To that end, Nimble 5.0 has a redesigned contact record that allows users to see, update, and search for important relationship information in a single, actionable view. Users can also log activities, view contact and company information, scan social signals, send trackable email templates, and apply tags from the contact record. “I think the biggest cause of failure of CRM is lack of use because you have to force people to do it and if they do it, it’s bad data because data decays,” Ferrara says. “The heart of Nimble is a contact record that automatically works for you by building itself. With this new contact record, we brought the history of interactions right up to the top and made it much easier to see and interact with.”

Another enhancement is a new activities listing tab with custom activity types. “We made it easy to log and schedule custom activities, because if you’re just logging a generic phone call, you can’t get granular reporting of a specific action against deals and results. Now, you can log granular activities, and then with our new activities listing view you can go in and drive through the things you need to do,” Ferrara says.

“The two basic views of a CRM for a sales rep are the contact record, where you’re interacting, logging, and scheduling, and the task list where you’re pounding through the things that you need to do. That’s what we spent the time redesigning,” he adds.
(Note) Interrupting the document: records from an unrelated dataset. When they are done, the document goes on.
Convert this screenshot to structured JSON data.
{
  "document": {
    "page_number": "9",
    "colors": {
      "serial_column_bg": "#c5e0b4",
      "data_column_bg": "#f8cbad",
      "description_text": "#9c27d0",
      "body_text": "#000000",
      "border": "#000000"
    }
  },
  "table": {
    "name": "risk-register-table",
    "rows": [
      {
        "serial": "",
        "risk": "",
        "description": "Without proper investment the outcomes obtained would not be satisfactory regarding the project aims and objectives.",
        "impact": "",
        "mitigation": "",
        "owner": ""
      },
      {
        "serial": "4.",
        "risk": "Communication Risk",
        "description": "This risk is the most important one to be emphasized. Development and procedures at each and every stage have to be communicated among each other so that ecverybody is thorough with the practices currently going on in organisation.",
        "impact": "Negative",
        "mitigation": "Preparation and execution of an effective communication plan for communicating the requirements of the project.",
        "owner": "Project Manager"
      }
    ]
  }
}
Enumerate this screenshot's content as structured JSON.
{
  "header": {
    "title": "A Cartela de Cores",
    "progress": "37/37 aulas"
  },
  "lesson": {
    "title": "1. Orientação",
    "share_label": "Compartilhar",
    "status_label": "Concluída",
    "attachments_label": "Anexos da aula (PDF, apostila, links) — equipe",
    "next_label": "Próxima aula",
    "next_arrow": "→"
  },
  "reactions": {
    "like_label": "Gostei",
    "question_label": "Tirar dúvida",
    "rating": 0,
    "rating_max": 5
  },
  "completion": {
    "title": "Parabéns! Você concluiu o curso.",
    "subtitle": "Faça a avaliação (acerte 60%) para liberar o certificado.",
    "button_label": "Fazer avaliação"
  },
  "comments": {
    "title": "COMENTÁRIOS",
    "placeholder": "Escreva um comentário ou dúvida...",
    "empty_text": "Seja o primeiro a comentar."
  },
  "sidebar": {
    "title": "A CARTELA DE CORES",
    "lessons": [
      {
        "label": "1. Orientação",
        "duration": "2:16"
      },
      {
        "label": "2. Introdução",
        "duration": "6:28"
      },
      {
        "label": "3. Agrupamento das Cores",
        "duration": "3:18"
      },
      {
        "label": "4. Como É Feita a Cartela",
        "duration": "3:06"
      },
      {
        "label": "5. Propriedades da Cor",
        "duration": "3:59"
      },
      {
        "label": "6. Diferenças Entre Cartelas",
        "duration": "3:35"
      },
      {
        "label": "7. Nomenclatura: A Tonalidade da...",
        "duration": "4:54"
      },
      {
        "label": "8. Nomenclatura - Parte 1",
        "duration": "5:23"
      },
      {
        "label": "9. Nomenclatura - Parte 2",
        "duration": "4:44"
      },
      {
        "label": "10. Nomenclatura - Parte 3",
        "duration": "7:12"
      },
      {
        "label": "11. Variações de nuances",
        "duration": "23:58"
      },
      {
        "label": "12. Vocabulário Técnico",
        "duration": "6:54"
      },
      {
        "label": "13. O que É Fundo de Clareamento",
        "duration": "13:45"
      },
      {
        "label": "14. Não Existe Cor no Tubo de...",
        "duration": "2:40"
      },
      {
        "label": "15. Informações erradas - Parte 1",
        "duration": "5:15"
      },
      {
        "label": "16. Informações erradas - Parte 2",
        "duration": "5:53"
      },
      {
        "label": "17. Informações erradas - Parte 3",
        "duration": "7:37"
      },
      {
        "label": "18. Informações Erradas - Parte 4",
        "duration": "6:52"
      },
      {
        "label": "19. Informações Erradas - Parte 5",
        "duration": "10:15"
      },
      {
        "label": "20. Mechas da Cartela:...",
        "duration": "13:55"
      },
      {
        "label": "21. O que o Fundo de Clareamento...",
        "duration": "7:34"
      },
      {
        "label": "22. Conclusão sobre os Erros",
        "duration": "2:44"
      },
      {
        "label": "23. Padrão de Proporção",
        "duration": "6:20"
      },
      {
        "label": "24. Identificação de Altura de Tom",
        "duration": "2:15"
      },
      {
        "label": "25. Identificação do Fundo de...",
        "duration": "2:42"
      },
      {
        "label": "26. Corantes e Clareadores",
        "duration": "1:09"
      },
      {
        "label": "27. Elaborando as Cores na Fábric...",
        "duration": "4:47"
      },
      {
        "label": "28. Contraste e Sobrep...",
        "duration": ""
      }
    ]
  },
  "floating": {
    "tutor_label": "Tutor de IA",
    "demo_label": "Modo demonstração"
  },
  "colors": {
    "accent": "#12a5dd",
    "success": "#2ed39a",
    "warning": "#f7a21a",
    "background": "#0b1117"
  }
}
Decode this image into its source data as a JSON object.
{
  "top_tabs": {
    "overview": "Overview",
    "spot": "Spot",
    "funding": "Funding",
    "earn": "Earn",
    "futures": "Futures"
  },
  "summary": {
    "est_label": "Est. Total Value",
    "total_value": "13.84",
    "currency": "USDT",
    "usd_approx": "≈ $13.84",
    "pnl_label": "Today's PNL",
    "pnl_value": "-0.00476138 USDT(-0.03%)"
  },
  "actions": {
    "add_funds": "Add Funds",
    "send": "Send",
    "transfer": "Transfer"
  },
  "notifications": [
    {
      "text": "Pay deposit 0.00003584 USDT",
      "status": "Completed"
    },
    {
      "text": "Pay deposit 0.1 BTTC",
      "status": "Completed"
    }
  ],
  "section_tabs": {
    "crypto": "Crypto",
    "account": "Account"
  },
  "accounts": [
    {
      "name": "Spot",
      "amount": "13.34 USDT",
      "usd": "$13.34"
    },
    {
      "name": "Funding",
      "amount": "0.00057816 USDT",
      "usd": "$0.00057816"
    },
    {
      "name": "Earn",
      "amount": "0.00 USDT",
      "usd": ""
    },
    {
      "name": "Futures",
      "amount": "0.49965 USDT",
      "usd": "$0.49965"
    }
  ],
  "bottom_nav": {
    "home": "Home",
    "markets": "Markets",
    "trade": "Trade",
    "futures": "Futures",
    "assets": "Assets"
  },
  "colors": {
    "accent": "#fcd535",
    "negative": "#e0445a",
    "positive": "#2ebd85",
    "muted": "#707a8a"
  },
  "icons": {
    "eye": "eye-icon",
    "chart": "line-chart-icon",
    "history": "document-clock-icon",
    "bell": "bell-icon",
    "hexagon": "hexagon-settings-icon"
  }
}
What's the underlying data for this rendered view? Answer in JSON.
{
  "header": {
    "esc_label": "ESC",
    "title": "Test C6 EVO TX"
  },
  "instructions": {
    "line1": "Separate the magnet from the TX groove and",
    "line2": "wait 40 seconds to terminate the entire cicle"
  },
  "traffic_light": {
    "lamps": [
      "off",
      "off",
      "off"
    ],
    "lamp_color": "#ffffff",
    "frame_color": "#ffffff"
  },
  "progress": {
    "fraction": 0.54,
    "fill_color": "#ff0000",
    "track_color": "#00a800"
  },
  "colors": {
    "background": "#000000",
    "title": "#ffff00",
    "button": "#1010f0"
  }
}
Other enhancements include a redesigned smart contacts app that supports calendar, tasks, deals, and custom views; the ability to send tracked email templates from contact records, the system’s Messages tab, the system’s Today Page, on mobile, and within the smart contacts app; and support for contact privacy with user group controls, which allow managers to assign lead ownership, appoint contacts to specific users, create user groups for privacy that can be edited in bulk through segmentation, set privacy at import, and add new contact types (lead and account).